Last year, the joint venture announced plans for a $450 million urban studio campus at a 5-acre site located at 5601 Santa Monica Blvd. in Hollywood. That plan, called Echelon Studios, will have four 19,000-square-foot sound stages, a 15,000-square-foot flex stage and a 90,000-square-foot creative village of high-end bungalows. The project, expected to begin in 2023, will also have 350,000 square feet of creative office space spread across two six-story buildings.

Joe Marconi, Bain Capital Real Estate managing director, said in a prepared statement BARDAS and Bain have strong conviction in the demand drivers that are fueling continued growth of the media and entertainment industry. He said they were excited to honor the past of the Television Center site while delivering a project curated for today’s content creators in the heart of Hollywood.

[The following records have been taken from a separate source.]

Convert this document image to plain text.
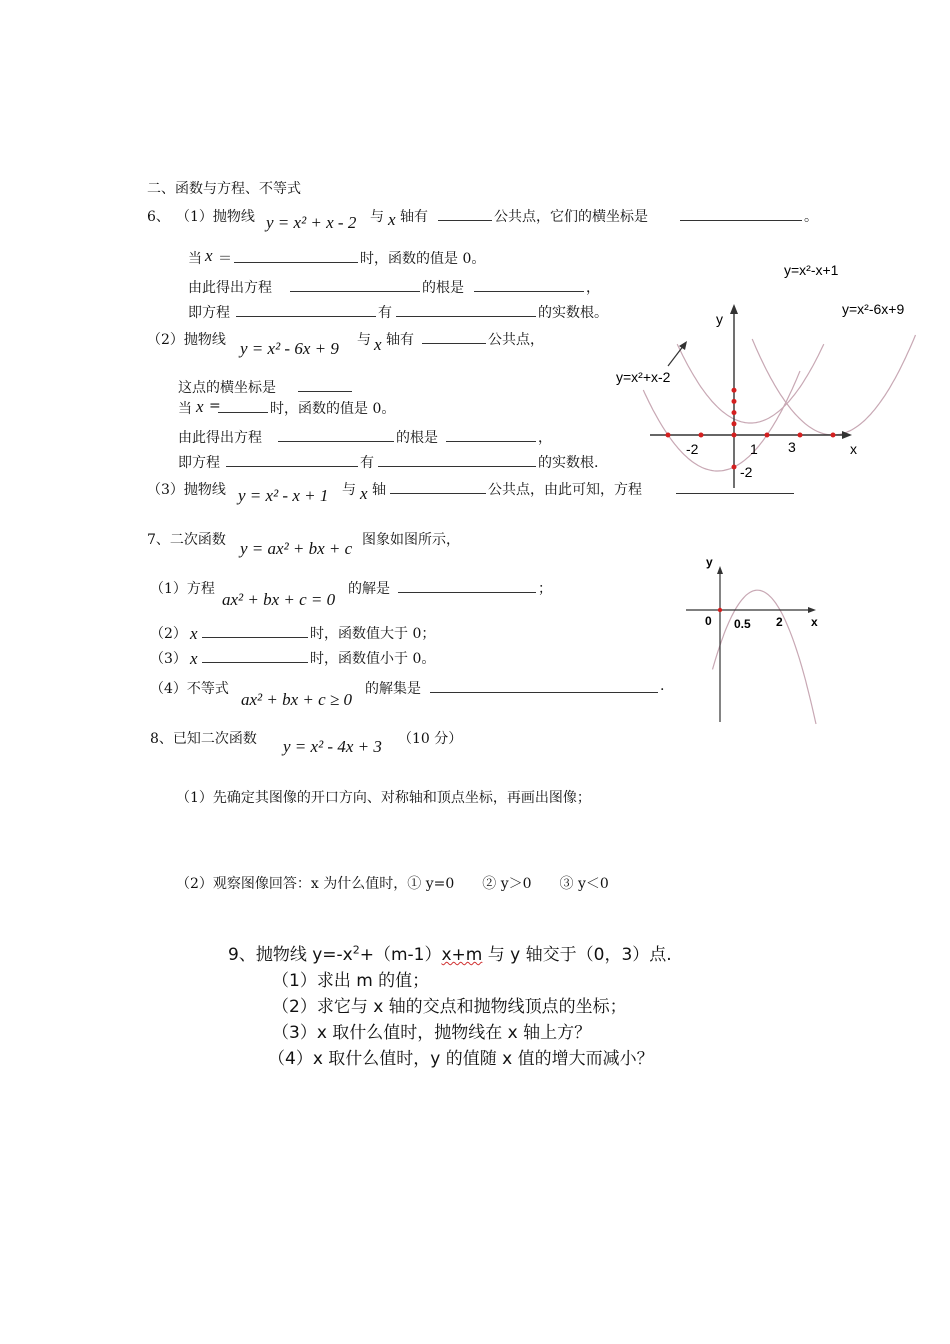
二、函数与方程、不等式
6、 （1）抛物线 y = x² + x - 2 与 x 轴有	公共点，它们的横坐标是	。
当 x ＝	时，函数的值是 0。
由此得出方程	的根是	，
即方程	有	的实数根。
（2）抛物线 y = x² - 6x + 9 与 x 轴有	公共点，
这点的横坐标是
当 x =	时，函数的值是 0。
由此得出方程	的根是	，
即方程	有	的实数根.
（3）抛物线 y = x² - x + 1 与 x 轴	公共点，由此可知，方程
y=x²-x+1
y=x²-6x+9
y=x²+x-2
y
x
-2	1 3
-2
7、二次函数 y = ax² + bx + c 图象如图所示，
（1）方程
ax² + bx + c = 0
的解是	；
（2） x	时，函数值大于 0；
（3） x	时，函数值小于 0。
（4）不等式
ax² + bx + c ≥ 0
的解集是	.
y
x
0 0.5 2
8、已知二次函数 y = x² - 4x + 3 （10 分）
（1）先确定其图像的开口方向、对称轴和顶点坐标，再画出图像；
（2）观察图像回答：x 为什么值时，① y=0　　② y＞0　　③ y＜0
9、抛物线 $y=-x^2+(m-1)x+m$ 与 y 轴交于（0，3）点.
（1）求出 m 的值；
（2）求它与 x 轴的交点和抛物线顶点的坐标；
（3）x 取什么值时，抛物线在 x 轴上方？
（4）x 取什么值时，y 的值随 x 值的增大而减小？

They are not the only investment groups seeing movie and television studios as a viable growth industry due to the rise of streaming services and need for more media and online entertainment content. California has seen massive investment in the sector within the last decade, including a surge of new studio development projects.

Hudson Pacific Properties is among the developers expanding their soundstage footprint in the Los Angeles area. The company runs Sunset Studios, which currently has about 3.5 million square feet of soundstages and office space. Sunset Studios is jointly owned by Hudson Pacific and funds managed by Blackstone and is building Sunset Glenoaks in Sun Valley, which is estimated to cost about $190 million and will have seven flexible stages and 120,000 square feet of support space.

Hackman Capital has made about $3.8 billion in studio investments in the past three years and has 90 stages under construction. Other projects have been announced by Sylmar Studios, East End Studios, Quixote Studios and Shadowbox Studios.